This week in Medicare updates—7/31/2019

July 31, 2019
Medicare Insider

Short- and Long-Term Outcomes after Bariatric Surgery in the Medicare Population

On July 19, CMS published a Technology Assessment regarding the current evidence for the effectiveness and safety of bariatric therapies in the Medicare-eligible population. The information in the report is intended to help healthcare decision-makers make well-informed decisions regarding bariatric surgery to improve the quality of healthcare services.

 

Solutions to Reduce Fraud, Waste, and Abuse in HHS Programs: OIG’s Top Recommendations

On July 22, the OIG published a Report regarding the top 25 recommendations HHS has not implemented that the OIG believes would most positively affect HHS programs. Of the 25 recommendations, 18 apply to CMS programs. These include recommendations such as:

  • CMS should analyze potential impacts of counting time as an outpatient toward the 3-day stay requirement for SNF services
  • CMS should seek legislative authority to comprehensively reform the hospital wage index system
  • CMS should continue to ensure that medical device-specific information is included on claim forms and require hospitals to use certain condition codes for reporting device replacement procedures

 

Medicare Quarterly Provider Compliance Newsletter

On July 22, CMS published the July issue of the Medicare Quarterly Compliance Newsletter. This edition of the newsletter discusses documentation issues for Negative Pressure Wound Therapy (NPWT) and chiropractic services. It also examines evaluation and management (E/M) services for office or outpatient visits that were incorrectly billed for hospital inpatients and claims for multiple spinal orthoses within the reasonable useful lifetime.

 

Provider Compliance Tips for Glucose Monitors and Diabetic Accessories/Supplies

On July 22, CMS published an MLN Fact Sheet regarding documentation and coverage standards for glucose monitors and diabetic accessories/supplies. In 2018, Medicare’s improper payment rate for glucose monitors was 45.6%, and an OIG report also found Medicare made improper payments for diabetic test strips.
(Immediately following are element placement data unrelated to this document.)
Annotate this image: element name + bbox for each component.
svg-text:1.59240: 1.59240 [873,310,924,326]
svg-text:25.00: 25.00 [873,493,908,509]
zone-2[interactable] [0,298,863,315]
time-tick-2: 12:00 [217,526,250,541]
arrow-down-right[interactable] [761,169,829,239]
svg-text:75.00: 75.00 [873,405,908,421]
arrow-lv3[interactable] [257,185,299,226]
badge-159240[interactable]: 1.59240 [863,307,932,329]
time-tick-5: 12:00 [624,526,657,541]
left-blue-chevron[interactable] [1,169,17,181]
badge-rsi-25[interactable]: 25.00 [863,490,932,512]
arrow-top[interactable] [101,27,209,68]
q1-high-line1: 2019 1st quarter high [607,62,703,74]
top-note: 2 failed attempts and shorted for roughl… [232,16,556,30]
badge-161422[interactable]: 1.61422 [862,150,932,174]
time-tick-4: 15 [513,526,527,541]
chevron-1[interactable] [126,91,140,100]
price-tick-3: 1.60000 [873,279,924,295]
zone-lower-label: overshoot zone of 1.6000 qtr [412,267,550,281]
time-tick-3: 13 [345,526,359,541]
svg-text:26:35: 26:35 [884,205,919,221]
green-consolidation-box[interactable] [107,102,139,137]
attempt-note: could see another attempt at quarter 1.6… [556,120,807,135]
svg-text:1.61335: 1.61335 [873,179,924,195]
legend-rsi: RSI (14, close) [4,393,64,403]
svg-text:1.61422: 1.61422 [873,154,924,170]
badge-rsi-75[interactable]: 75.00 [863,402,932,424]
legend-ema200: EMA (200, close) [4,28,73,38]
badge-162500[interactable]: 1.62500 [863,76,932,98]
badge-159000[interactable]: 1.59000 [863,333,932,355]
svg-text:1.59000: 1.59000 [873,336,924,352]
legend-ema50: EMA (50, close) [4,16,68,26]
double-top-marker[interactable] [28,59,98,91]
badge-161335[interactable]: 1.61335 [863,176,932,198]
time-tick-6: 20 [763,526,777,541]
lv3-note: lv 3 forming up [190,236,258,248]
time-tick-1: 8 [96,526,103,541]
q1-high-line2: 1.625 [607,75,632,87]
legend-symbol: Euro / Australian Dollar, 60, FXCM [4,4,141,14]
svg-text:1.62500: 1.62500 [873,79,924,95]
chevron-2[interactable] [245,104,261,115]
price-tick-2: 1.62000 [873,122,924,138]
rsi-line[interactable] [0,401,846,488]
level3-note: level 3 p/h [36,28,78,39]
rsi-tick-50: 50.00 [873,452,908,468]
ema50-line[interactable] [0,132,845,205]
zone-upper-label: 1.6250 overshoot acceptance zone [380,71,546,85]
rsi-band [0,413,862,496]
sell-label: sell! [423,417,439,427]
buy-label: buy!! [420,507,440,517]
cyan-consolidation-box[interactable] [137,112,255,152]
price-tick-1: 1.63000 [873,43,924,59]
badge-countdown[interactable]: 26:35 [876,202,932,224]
The fact sheet reviews coverage criteria and reasons for denials for these supplies.

 

Resource Guide for Using Diagnosis Codes in Health Insurance Claims to Help Identify Unreported Abuse or Neglect

On July 23, the OIG published a Resource Guide regarding the use of diagnosis codes to help identify unreported instances of potential abuse or neglect. The guide explains the OIG’s approach to using claims data to identify these incidents and includes a flow chart of key decision points to make in this method. It also has a case study covering the OIG’s method for going through claims and identifying risk areas, and it has lists of diagnosis codes that may indicate potential abuse or neglect.

 

Appropriate Use Criteria (AUC) for Advanced Diagnostic Imaging – Educational and Operations Testing Period - Claims Processing Requirements

On July 26, CMS published One-Time Notification Transmittal 2323 regarding HCPCS modifiers that will be used during the educational and operations testing period for a new program under PAMA in which an ordering provider will consult a qualified clinical decision support mechanism (CDSM) when ordering an advanced imaging service for a Medicare beneficiary. This testing period will involve reporting AUC-related HCPCS modifiers on claims with an advanced diagnostic imaging HCPCS code. Claims should also include G codes to report which CDSM was used.